Recruits in a parade during a past pass-out ceremony at Kenya Police College Kiganjo

Recruits in a parade during a past pass-out ceremony at Kenya Police College Kiganjo in Nyeri County. The mere reorganisation of the National Police Service (NPS) cannot remedy all the composite and cyclic challenges facing the sector.

Police oversight largely involves the media, individual citizens, communities and civil society groups. The spiralling accusations and counter-accusations on the disbanded Special Service Unit of the Directorate of Criminal Investigations point to the global tendency to mistrust security agencies, especially in the face of allegations such as extrajudicial killings. 

The Kenyan civil society and the media tend to give prominence to illegal acts by rogue elements in law enforcement agencies as opposed to focusing on the positives of policing. 

For instance, police officers killed in terror ambushes or in encounters with armed bandits and cattle rustlers may not get the same support as allegations of criminal acts by rogue law enforcement personnel. 

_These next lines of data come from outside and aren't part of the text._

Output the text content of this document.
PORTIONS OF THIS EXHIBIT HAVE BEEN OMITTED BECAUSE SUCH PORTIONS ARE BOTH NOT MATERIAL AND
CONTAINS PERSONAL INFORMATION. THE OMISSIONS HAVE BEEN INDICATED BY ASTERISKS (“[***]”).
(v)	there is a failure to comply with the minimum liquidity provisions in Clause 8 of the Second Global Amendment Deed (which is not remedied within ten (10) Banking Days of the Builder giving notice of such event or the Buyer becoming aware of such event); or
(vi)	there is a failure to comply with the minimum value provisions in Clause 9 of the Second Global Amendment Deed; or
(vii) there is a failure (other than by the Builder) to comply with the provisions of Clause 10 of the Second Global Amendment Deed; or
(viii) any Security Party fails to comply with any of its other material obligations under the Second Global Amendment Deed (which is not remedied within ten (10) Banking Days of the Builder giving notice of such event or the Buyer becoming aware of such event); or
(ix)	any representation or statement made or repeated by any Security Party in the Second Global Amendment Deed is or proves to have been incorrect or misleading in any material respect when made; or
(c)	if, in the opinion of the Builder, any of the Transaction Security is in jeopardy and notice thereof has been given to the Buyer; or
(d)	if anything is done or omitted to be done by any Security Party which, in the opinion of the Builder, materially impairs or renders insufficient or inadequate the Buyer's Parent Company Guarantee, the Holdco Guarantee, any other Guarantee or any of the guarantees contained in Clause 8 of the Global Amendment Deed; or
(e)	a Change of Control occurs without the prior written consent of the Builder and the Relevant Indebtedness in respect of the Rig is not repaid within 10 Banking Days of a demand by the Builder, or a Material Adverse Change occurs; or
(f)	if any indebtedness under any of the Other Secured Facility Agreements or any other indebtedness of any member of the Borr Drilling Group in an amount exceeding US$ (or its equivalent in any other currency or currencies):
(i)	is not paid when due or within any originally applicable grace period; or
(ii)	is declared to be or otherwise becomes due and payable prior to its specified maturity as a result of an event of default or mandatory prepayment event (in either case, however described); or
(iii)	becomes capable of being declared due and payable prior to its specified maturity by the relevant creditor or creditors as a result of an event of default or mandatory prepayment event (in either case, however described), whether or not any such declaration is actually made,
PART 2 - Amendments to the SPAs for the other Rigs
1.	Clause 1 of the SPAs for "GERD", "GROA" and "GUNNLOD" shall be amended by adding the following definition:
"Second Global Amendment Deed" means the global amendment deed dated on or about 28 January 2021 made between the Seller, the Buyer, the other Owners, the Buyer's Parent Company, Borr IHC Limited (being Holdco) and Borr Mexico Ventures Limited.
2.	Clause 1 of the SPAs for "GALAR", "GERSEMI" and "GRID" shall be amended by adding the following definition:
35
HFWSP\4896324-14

Human beings tend to have stronger reactions to negative news. The danger in this is that parochial interests may take pre-eminence over national issues. 

As is being witnessed, mere reorganisation of the National Police Service (NPS) cannot remedy all the composite and cyclic challenges facing the sector.

Official data indicates that, between 2017 and 2021, the NPS lost up to 393 officers in the line of duty, while slightly more than 3,000 sustained various degrees of injuries. A majority of the fatalities occurred in parts of North Eastern and Rift Valley regions, either in ambushes by armed bandits and cattle rustlers or al-Shabaab targeting police posts, particularly in parts of the coastal and North Eastern regions. 

These are not mere statistics, but Kenyan citizens who also deserve the attention of policymakers.

Poor housing 

Other challenges include the politicisation of police reforms, inadequate and poor housing, transportation deficiencies, budgetary deficits, work-related trauma and threats such as terrorism and cybercrime. 

In the recent past, cases of law enforcement personnel committing suicide have been on the rise.

In 2019, the NPS launched a psycho-social support programme dubbed ‘Muamko Mpya-Healing the Uniform Initiative’ to help officers cope with the difficult circumstances under which they work.

Such programmes are key to any planning for the reorganisation of the NPS. Civil society, communities and the media can also leverage positive police-community relations by setting up platforms for constructive dialogue about policing as a public good. 

The Independent Policing Oversight Authority (Ipoa) annually conducts inspections of police premises and reports its findings and recommendations to policymakers. A comparison of reports from 2017 to 2021 indicates insufficient follow-through.

Inadequate vehicles, general dissatisfaction with their welfare, the inefficiency of operational communication gadgets, inadequate office space and Informational Technology have featured in Ipoa reports with concomitant recommendations for improvements. 

Police officers are human beings, not just law enforcement agents. The simplistic assumption that structural reorganisation would end perennial problems is not likely to achieve much if key issues are not addressed.